The latest Child Oral Health Survey from Public Health England did find improvements in overall tooth decay levels but also wide regional inequalities, with only 5.1 per cent of young children in Waverley in Surrey presenting with decay compared to 49.4 per cent in Pendle in Lancashire. Five-year-olds in Pendle have on average 2.3 decayed, missing or filled teeth compared to just 0.1 for those in Waverley.

Dental advocates including the BDA have expressed concern that authorities in England have failed to follow the lead set by devolved governments to bring supervised brushing to schools and nurseries. They cite the Childsmile (Scotland) and Designed to Smile (Wales) programmes which use targeted interventions and have had success in reducing NHS treatment costs.

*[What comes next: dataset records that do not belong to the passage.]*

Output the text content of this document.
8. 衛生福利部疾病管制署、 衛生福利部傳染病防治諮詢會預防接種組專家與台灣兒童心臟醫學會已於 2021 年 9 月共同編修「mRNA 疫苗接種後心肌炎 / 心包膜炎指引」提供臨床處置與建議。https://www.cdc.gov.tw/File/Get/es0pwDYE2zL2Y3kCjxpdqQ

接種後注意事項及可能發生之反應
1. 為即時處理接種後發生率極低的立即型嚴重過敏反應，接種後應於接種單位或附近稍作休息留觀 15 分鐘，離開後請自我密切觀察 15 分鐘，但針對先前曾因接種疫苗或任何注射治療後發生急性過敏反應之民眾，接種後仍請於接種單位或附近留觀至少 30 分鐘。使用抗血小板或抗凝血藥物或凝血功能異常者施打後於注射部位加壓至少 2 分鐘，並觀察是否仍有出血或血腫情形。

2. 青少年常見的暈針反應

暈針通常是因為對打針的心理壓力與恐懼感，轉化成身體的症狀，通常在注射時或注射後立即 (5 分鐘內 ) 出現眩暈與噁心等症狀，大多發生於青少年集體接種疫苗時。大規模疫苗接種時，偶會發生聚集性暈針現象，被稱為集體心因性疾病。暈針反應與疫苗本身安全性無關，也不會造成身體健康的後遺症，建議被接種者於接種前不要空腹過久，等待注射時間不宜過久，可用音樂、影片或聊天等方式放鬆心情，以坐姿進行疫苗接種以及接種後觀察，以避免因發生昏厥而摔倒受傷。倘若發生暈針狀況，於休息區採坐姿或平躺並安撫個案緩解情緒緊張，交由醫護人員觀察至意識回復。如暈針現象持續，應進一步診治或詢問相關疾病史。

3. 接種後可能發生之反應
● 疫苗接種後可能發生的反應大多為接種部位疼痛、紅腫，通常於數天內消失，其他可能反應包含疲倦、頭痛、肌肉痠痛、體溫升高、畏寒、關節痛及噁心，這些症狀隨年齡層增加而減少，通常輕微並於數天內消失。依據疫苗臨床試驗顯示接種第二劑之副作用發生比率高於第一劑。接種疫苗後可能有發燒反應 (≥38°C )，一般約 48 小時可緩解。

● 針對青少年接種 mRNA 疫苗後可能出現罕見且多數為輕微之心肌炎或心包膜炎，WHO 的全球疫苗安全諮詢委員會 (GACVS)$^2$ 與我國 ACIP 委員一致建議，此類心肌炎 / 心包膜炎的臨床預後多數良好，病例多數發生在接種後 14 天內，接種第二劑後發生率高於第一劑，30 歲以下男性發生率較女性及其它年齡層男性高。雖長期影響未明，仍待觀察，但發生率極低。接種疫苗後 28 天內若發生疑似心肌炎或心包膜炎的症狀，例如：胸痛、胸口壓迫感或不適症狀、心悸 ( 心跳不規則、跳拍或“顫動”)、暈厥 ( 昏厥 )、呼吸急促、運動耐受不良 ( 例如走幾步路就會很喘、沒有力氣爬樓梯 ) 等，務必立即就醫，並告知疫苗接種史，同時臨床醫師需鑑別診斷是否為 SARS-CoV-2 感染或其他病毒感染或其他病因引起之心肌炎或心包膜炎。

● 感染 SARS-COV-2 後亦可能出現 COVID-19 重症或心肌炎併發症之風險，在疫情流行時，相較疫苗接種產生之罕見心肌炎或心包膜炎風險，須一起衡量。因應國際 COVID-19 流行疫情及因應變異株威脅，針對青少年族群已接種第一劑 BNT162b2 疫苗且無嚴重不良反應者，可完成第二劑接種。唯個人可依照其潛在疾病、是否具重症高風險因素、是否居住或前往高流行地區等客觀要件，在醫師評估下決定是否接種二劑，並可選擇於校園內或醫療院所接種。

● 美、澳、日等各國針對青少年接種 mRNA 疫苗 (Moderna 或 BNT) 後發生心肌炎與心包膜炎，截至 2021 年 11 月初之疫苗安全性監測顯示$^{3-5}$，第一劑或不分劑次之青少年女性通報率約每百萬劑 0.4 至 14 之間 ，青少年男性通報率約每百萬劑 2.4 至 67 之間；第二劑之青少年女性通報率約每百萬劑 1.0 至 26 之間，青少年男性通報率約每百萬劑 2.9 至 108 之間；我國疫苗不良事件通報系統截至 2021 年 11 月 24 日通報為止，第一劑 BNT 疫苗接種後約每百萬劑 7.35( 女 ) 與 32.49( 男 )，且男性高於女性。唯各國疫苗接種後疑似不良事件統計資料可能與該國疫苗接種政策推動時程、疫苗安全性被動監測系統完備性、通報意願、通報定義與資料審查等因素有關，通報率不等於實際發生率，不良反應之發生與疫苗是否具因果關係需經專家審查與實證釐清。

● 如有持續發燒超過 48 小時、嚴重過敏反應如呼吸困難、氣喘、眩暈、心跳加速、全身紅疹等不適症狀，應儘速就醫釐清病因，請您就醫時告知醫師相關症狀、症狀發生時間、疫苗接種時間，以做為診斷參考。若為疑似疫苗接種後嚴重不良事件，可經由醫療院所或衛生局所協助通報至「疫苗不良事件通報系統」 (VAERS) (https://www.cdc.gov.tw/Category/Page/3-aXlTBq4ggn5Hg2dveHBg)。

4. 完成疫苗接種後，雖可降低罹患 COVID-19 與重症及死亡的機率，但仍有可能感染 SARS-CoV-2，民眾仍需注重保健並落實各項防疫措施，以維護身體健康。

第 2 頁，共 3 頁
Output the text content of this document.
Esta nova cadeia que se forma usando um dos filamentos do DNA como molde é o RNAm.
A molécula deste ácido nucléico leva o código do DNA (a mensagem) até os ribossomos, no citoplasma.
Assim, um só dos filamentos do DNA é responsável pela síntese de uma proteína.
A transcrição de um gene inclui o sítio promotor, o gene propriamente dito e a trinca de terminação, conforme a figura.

The BDA points out that tooth decay is the number one reason for child hospital admissions in England. Each day 170 children and teenagers in England undergo tooth extractions under general anaesthesia in hospitals in England at a cost of £36 million per year. The number of operations has increased by 17 per cent since 2012.

The BDA advocates a coherent and appropriately funded strategy to bridge the inequalities gap and urges greater effort from both local and national government.

Chair Mick Armstrong said: "It's a tragedy that a child's oral health is still determined by their postcode and their parents' incomes.

"We should not accept that a child raised in Pendle will enter primary school with twenty times the levels of decay as one born in the Surrey home of the Health Secretary. Sadly while cavities are almost wholly preventable, official indifference means this inequality gap shows little sign of narrowing."